Die revolutionäre Erkenntnis der Quantenphysik ist, daß es auch bei ideal präparierten Teilchen immer Messungen gibt, für deren Ergebnisse man nur ihre Wahrscheinlichkeit angeben kann. Wir widerlegen hier am Beispiel von Polarisationsmessungen an Photonpaaren die Unterstellung, die Unfähigkeit, die Einzelergebnisse aller Messungen vorherzusagen, beruhe nur auf unvollständiger Kenntnis der Ursachen.

Läßt man Licht durch einen Polariationsfilter fallen, so ist es dahinter polarisiert: es durchläuft ungehindert einen nächsten Polarisationsfilter, wenn er in derselben Richtung $ {a}$ polarisiert, und die Lichtintensität verringert sich um den Faktor

$\displaystyle w_{{a}}({{b}}) =\cos^2 \beta\ ,$ (1.7)

wenn man den zweiten Polarisationsfilter in der Ebene senkrecht zum Licht um einen Winkel $ \beta$ in Richtung $ {b}$ dreht. Durch zwei gekreuzte Filter, wenn $ {b}={a}_\perp$ senkrecht auf $ {a}$ steht, kommt kein Licht. Im folgenden bezeichnen wir den Filter, der in Richtung $ {a}$ polarisiert, kurz als Filter $ {a}$.

Erstaunlicherweise enthüllt Licht bei geringer Intensität Teilcheneigenschaften. Der photoelektrische Effekt, bei dem Licht Elektronen aus einem Metall auslöst, wird mit abnehmender Lichtintensität nicht kleiner, sondern seltener. Man muß daher die Lichtintensität als Wahrscheinlichkeit deuten, Photonen vorzufinden, und den Unterdrückungsfaktor $ w_{{a}}({{b}})$ als Wahrscheinlichkeit, daß das Photon, das in Richtung $ {a}$ polarisiert worden ist, den Filter $ {b}$ durchdringt.

Mit der Restwahrscheinlichkeit $ 1-\cos^2\beta = \sin^2 \beta$ wird das Photon absorbiert.
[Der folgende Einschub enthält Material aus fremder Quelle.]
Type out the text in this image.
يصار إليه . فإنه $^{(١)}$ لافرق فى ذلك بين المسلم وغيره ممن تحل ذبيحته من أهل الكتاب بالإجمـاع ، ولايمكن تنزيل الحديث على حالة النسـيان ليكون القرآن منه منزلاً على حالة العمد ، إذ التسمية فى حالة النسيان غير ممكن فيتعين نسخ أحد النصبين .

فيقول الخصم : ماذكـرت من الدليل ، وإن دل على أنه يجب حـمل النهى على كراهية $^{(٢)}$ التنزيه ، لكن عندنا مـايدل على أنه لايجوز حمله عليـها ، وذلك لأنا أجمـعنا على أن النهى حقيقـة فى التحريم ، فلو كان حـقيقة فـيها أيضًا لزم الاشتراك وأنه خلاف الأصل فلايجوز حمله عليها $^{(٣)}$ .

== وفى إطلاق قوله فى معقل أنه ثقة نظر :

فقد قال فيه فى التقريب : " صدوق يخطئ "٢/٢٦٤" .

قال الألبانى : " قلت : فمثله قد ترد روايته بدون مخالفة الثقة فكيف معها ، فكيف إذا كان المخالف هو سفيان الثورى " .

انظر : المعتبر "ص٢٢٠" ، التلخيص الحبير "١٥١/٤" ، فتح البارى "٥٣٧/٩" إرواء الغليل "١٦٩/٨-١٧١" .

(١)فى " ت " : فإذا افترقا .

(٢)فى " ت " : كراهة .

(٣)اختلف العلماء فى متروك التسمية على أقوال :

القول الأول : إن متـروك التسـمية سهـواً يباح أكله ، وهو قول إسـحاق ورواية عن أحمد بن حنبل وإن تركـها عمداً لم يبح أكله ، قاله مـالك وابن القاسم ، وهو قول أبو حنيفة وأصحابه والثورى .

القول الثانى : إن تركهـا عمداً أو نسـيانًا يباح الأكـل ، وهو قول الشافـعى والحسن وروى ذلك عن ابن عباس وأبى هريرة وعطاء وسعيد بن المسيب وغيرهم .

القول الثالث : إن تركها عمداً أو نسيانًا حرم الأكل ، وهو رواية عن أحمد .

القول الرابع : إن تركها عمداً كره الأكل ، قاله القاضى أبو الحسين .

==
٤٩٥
Das ist dieselbe Wahrscheinlichlichkeit, mit der es den zu $ {b}$ gekreuzten Filter $ {b}_\perp$ durchdringt,

$\displaystyle w_{{a}}({b}_\perp)=1 - w_{{a}}({b})\ .$ (1.8)

Beim Übergang von angeregten Kalzium-Atomen in den Grundzustand entstehen Paare von entgegengesetzt auslaufenden Photonen mit solcher Polarisation [9], daß mit Wahrscheinlichkeit

$\displaystyle w({\vphantom{b}a},{b})=\frac{1}{2}\cos^2\beta$ (1.9)

das eine Photon einen Filter $ {a}$ und das zweite einen zweiten Filter $ {b}$ durchdringt, wobei $ \beta$ der Winkel zwischen $ {a}$ und $ {b}$ ist.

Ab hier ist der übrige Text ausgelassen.